Henry Pruden Farm Home

The Henry Pruden Farm HouseHenry Pruden, great grandfather of Deborah Pruden Powell, bought the farm in 1882 from John Baker and built the house for his family of two adults and six children. It was a classic “two on two” house with a wide hall downstairs, two rooms and small box rooms were upstairs. The kitchen was a separate building and sat to the side of the main house.  An original house was moved to the property and torn down in the early fifties.
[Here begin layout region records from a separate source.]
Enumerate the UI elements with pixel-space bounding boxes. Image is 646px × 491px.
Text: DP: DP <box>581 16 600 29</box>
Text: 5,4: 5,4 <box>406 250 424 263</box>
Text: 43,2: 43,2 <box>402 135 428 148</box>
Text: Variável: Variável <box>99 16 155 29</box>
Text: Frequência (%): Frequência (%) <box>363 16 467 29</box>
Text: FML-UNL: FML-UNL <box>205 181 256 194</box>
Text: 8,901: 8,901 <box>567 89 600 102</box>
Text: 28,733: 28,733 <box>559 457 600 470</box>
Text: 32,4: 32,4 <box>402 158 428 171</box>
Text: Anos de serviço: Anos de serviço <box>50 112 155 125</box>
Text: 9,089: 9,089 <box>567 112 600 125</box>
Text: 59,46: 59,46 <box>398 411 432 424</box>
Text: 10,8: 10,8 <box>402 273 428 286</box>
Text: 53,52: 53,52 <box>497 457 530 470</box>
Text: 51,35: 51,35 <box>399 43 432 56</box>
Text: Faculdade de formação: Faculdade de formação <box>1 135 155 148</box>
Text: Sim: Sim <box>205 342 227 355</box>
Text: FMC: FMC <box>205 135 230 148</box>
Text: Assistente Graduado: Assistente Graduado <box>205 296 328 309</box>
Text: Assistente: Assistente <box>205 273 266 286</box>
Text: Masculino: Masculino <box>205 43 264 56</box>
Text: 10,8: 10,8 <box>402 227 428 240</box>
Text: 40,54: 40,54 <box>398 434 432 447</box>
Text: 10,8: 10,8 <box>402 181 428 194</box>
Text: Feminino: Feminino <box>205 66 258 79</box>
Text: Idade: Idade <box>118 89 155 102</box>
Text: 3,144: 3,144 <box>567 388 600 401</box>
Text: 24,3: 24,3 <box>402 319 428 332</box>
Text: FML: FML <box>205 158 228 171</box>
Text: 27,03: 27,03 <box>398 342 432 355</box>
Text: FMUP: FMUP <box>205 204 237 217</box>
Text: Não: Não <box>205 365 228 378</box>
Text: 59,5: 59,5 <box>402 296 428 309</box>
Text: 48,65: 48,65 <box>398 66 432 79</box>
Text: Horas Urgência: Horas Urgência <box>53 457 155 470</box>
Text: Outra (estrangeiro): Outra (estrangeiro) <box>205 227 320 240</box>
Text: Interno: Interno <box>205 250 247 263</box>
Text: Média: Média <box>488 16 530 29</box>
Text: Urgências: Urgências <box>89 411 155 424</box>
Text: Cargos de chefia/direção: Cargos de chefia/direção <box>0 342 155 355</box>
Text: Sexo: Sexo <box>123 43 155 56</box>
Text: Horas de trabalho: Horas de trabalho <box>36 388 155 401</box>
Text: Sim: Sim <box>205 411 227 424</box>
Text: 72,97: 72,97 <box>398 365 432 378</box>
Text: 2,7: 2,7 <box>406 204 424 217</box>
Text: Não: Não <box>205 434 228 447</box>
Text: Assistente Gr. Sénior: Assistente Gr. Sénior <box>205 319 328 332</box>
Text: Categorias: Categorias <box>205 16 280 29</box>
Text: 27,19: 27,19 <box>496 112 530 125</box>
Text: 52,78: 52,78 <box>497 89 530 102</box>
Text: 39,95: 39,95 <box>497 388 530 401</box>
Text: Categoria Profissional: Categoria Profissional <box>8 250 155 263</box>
The new house, built in approximately 1900, had no plumbing or central heating. Each room had a fireplace flush with the wall and the chimneys were built on the outside of the house. There were small porches on the front and back of the house. The porch facing the Chuckatuck Creek was decorated with lots of curlicues and gingerbread trim, the porch facing the lane was plain. The house was constructed of pegs and square head nails, the walls were lath with mud between the slats, covered with rough horsehair plaster. The stairs were narrow and steep.

The outside of the house was covered with wide rough wood planks. The windows were classic six on six which did not fit well.  The roof was tin.  At some point a breezeway was built between the house and kitchen. A pantry was added to the kitchen and the front porch extended across the kitchen. Later the breezeway was enclosed and the room was used as a dining room.

Henry’s daughter, Ethel, and her husband, Stanley, moved into the farm house in 1916 after the death of her father and mother.  Stanley took over the farm. Their children, Wilson and Vernell, were both born there.  The old house fell into disrepair during the depression.  When Wilson Pruden married in 1946 he renovated the house and moved back in 1947 with his wife and mother.  In 1946 electricity came to the farm and the dining room was made into a bathroom with indoor plumbing. An electric heater, sink with running wate, and a gas cook stove were put in the kitchen.  Ethel stayed on the farm until 1953 when she permanently moved back to Norfolk with her daughter. Ethel died in 1958.

The house had sheltered four generations of Prudens before it was sold with the farm in 1966 to Dr. Louis Waters.  Dr. Waters made the kitchen larger and added a bedroom and bath. His son, Louis Waters, Jr., and his wife, Debbie, now own the home. In 2010 they made extensive renovations including a large great room, gourmet kitchen and spa bathroom.   (old pic of house).